Ces « vraies questions » sont pourtant simples. Peu nombreuses. Connues de tous les enseignants et de tous les experts. Faciles à formuler en langage courant. Et c'est pour le démontrer que nous vous en proposons ici quatre. Telles que la commission Thélot ne les pose pas ; telles que son « guide des débats » a été rédigé pour éviter qu'elles soient posées.

1 Est-ce que mon enfant va savoir lire, écrire et compter en sortant de l'école primaire ? Et sinon, pourquoi ?

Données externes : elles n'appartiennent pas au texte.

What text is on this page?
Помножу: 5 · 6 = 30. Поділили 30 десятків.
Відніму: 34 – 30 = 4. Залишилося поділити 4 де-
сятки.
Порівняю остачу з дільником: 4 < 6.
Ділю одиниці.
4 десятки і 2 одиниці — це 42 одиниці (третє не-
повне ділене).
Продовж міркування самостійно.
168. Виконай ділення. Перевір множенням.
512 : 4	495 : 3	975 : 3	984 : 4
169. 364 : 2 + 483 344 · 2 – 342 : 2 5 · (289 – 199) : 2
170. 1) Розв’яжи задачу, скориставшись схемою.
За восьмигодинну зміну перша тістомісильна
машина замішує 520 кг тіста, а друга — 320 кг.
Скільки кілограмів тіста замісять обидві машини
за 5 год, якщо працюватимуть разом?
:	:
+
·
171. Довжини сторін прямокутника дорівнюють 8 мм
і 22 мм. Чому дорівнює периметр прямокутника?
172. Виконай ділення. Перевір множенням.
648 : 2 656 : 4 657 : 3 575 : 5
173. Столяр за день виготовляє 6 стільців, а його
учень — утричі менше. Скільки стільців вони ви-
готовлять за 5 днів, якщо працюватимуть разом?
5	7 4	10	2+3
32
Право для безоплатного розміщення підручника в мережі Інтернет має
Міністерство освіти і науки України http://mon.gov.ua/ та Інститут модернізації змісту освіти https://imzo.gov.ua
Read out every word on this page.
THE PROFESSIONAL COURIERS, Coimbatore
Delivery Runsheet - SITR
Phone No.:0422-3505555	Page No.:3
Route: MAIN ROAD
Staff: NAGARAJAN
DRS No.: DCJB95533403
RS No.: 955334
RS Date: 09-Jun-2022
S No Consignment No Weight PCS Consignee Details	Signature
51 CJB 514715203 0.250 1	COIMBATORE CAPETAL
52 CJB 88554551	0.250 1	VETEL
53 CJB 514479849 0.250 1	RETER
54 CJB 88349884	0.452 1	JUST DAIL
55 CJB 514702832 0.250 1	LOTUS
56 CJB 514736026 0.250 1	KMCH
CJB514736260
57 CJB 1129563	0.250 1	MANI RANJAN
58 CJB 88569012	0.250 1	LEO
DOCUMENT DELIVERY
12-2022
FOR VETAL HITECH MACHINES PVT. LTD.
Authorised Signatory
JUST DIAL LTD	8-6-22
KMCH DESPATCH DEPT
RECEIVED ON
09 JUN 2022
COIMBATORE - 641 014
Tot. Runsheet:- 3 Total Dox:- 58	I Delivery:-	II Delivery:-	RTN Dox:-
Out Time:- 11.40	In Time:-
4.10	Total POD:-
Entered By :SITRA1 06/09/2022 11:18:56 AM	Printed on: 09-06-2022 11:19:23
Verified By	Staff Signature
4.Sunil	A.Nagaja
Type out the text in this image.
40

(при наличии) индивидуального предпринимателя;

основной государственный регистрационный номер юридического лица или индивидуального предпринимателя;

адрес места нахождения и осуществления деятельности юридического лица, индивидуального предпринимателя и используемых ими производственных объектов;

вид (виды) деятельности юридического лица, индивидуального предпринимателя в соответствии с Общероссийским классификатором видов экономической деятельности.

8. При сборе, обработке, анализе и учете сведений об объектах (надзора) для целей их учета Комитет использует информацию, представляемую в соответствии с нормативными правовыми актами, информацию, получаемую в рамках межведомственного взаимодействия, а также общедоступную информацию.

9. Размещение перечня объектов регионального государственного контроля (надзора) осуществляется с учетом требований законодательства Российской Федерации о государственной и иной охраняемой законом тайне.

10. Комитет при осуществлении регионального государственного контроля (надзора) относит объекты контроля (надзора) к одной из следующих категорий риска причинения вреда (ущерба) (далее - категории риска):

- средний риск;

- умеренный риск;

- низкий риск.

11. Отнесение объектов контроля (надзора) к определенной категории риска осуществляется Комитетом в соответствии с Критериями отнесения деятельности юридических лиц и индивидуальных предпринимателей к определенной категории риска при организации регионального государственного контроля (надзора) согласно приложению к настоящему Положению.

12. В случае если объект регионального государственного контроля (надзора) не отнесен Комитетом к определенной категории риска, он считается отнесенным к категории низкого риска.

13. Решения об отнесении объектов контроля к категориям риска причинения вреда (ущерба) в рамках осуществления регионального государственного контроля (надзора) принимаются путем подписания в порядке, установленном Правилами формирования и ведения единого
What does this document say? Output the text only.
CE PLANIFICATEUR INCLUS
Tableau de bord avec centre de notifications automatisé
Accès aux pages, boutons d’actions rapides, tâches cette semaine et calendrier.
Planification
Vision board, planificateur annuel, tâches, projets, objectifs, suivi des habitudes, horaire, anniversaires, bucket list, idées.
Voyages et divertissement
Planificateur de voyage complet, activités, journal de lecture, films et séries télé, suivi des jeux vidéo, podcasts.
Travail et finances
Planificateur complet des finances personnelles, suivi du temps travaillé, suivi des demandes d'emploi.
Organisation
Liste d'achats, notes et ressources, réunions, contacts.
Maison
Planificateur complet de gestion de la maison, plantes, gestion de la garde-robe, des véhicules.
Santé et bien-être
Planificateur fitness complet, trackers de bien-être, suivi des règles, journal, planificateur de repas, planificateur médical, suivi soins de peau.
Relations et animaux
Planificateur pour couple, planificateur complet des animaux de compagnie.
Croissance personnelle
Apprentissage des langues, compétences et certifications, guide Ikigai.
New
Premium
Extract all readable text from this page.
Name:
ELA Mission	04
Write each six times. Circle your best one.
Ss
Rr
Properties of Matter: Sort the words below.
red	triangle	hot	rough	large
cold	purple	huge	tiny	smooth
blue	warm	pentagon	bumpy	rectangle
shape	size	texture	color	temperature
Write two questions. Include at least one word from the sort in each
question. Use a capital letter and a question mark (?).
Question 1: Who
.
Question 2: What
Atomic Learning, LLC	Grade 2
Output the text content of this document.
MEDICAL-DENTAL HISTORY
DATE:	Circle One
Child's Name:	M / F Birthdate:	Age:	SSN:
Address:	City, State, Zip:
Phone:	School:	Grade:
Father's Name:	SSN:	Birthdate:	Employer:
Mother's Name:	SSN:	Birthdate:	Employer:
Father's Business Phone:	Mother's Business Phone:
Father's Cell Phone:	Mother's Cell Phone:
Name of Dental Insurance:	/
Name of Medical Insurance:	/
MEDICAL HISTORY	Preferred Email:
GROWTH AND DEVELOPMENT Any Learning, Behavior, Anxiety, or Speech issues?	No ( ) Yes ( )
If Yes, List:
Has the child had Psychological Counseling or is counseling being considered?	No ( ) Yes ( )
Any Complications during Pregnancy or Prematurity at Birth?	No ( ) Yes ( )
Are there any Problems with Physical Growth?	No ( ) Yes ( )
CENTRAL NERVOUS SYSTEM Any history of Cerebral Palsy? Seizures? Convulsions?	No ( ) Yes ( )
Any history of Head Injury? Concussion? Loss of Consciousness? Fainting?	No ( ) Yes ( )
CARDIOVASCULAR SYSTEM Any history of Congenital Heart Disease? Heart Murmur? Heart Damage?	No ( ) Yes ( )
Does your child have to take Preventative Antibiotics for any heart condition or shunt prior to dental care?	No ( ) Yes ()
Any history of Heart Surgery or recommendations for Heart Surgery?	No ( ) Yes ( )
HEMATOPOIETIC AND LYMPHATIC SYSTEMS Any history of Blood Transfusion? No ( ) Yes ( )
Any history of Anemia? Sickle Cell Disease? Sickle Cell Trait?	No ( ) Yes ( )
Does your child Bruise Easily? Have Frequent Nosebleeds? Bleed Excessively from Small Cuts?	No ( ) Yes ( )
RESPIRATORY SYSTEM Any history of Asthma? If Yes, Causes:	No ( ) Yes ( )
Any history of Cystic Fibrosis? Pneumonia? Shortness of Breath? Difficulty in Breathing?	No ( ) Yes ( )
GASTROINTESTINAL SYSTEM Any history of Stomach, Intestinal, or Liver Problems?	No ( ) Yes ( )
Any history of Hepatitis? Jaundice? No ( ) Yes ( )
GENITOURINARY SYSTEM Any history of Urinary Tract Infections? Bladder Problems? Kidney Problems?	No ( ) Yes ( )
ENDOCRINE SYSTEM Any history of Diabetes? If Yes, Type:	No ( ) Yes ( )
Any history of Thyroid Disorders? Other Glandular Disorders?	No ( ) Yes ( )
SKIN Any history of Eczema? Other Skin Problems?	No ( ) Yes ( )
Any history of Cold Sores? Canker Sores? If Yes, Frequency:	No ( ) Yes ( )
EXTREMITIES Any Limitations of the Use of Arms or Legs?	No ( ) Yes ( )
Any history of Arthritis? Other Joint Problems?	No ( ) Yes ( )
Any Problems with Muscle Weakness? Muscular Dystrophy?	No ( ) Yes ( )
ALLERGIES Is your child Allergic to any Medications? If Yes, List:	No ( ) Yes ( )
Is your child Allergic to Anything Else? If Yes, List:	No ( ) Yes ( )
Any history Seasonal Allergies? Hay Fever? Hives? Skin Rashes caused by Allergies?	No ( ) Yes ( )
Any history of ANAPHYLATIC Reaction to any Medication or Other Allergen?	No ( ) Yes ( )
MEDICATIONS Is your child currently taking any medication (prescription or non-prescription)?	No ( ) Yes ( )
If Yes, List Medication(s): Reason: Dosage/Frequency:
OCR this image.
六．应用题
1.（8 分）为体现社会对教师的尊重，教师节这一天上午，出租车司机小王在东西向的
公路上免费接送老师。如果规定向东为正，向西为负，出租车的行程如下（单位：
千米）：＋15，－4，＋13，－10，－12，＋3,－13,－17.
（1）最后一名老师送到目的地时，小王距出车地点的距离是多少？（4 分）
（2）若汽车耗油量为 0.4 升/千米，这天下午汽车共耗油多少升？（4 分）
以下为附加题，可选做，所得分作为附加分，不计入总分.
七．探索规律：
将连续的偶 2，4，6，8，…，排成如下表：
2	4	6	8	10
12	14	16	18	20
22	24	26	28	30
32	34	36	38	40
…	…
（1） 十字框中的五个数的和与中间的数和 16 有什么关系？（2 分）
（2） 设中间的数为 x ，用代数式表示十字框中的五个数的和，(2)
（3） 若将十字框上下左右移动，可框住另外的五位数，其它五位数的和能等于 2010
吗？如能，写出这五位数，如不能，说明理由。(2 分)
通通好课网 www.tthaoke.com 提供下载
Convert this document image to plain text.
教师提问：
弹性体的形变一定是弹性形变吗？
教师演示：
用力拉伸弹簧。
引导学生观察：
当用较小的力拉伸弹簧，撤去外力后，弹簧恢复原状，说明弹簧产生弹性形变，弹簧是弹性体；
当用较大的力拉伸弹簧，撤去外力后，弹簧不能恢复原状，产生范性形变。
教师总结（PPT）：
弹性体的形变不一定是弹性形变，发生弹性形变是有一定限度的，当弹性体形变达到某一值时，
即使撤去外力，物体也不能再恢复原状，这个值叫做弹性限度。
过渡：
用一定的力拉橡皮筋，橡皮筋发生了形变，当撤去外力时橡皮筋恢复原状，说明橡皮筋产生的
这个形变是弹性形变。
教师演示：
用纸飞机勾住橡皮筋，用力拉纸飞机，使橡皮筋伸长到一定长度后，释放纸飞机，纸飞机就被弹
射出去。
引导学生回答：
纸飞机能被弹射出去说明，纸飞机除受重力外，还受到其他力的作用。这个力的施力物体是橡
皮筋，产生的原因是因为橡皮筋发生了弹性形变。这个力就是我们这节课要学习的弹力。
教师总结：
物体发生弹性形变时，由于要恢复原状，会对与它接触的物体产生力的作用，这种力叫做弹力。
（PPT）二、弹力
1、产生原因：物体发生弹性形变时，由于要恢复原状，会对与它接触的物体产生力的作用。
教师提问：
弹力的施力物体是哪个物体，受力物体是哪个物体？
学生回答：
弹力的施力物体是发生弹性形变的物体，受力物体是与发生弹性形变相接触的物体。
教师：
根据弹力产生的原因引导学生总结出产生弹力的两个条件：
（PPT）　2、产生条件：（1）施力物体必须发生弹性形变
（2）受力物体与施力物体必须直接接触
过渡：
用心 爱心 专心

C'est la fameuse question dite « des apprentissages fondamentaux ». Qui ne se posait pas il y a encore trente ans, à une époque où l'école primaire était pourtant tout aussi « massifiée » qu'aujourd'hui puisqu'elle l'est depuis Jules Ferry ! Mais il suffit de comparer les copies d'une classe de certificat d'études en 1920 à celles des écoliers qui s'apprêtent à passer de nos jours en 6e pour réaliser l'effarante différence : même si les chiffres officiels n'avouent « que » 15 % d'élèves « en grande difficulté » à ce stade (ce qui ne les empêche aucunement d'être admis au collège), les enseignants qui ont témoigné sur ce sujet sont unanimes à constater que le phénomène est bien plus grave, et qu'il ne cesse d'empirer. En fin d'école primaire, après déjà huit ans de scolarisation, ces témoins directs ne comptent jamais plus de cinq enfants par classe capables de rédiger un texte lisible et compréhensible, sans contresens grave. Pour ne rien dire de l'orthographe, de la grammaire et de la syntaxe employées par les meilleurs de leurs élèves. Ce qui est en cause, les enfants d'aujourd'hui n'étant pas plus idiots que ceux d'hier, ce sont donc évidemment les méthodes d'apprentissage, telles que les formateurs des IUFM et les inspecteurs d'académie (qui n'ont, dans les deux cas, bien souvent jamais enseigné eux-mêmes en primaire) les imposent aux instituteurs. Le grand débat devrait par conséquent être l'occasion d'exiger enfin une évaluation des résultats de ces méthodes d'apprentissage, et que l'on cesse au moins, dans un premier temps, de les imposer à tous les instituteurs.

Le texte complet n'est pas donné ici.